Whether judicial activity as opposed to congress should set the de facto policy is a good idea or not, I cannot say.


One of the challenges of patent reform is that there is a huge advocate of strong patent systems in pharma, and they are good at lobbying.

They care because patent protection is how they recoup the costs of FDA trials (which are north of $100 million per drug). Reforming patent law would become easier if they were given what they need in the form of an alternate form of temporary monopoly for having paid for the FDA trials.


What if the FDA enforced a rule where only one company can have an active trial?

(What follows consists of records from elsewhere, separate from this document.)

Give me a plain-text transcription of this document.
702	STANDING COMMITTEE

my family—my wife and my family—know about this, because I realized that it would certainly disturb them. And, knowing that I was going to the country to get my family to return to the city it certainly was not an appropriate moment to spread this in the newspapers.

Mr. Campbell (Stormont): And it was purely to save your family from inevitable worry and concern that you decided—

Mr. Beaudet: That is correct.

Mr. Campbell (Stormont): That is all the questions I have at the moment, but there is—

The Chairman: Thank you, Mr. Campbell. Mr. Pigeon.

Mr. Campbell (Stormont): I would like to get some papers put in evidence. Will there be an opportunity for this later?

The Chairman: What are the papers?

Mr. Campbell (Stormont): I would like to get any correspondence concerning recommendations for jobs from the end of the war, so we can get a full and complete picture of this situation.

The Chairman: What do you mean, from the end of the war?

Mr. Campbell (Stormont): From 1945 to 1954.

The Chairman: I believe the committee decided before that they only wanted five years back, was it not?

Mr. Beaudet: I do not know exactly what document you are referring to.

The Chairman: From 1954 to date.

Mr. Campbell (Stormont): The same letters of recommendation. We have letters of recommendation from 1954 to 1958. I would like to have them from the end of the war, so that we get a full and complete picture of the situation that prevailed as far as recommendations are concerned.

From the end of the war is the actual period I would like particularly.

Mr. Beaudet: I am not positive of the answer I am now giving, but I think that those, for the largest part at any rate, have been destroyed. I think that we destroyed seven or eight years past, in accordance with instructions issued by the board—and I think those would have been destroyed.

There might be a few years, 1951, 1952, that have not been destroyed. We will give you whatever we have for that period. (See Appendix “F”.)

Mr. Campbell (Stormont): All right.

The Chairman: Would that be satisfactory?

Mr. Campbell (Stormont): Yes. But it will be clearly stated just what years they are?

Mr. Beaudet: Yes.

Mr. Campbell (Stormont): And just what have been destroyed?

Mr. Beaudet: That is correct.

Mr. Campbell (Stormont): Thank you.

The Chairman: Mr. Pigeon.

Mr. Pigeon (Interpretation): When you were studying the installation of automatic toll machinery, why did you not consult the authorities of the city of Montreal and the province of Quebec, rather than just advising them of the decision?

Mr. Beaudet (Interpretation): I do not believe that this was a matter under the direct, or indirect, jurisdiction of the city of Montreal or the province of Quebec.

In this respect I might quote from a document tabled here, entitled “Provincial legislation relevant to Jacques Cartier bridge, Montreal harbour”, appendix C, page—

Then the first to file shifts to the FDA and the bearer has a monopoly for a few years, including the lead time before another company can complete a subsequent trial.


I'm perfectly happy with chopping down the patent law mess one large portion at a time if need be.

Trying to do it all at once is almost guaranteed to fail. In the present political environment it's usually better to start by taking legs out from the under the table one at a time.

The obvious solution is to exclude pharma from the patent legislation wars for now. Once a big portion of the economy is unhindered from patent trolls, then pharma can be re-examined.

If all that happened is that we free the radical majority of the economy from patent trolls, but were still left with pharma patents, then so be it, it'd still be a drastic improvement from where we're standing.


A pragmatic approach would be to simply leave pharma alone, at least initially, as they actually need strong incentive for R&D.


Or to socialize drug discovery using a competitive scheme akin to the XPrize with the reward being a free ticket through clinical trials and safety development (among other things).


It's not just patent trolls (shell firms with no products of their own) that are the plague on this world. There are also the extortionists (IBM, I'm looking at you), and the litigants (Apple - threatening to kill VP8 by using MPEG-LA)!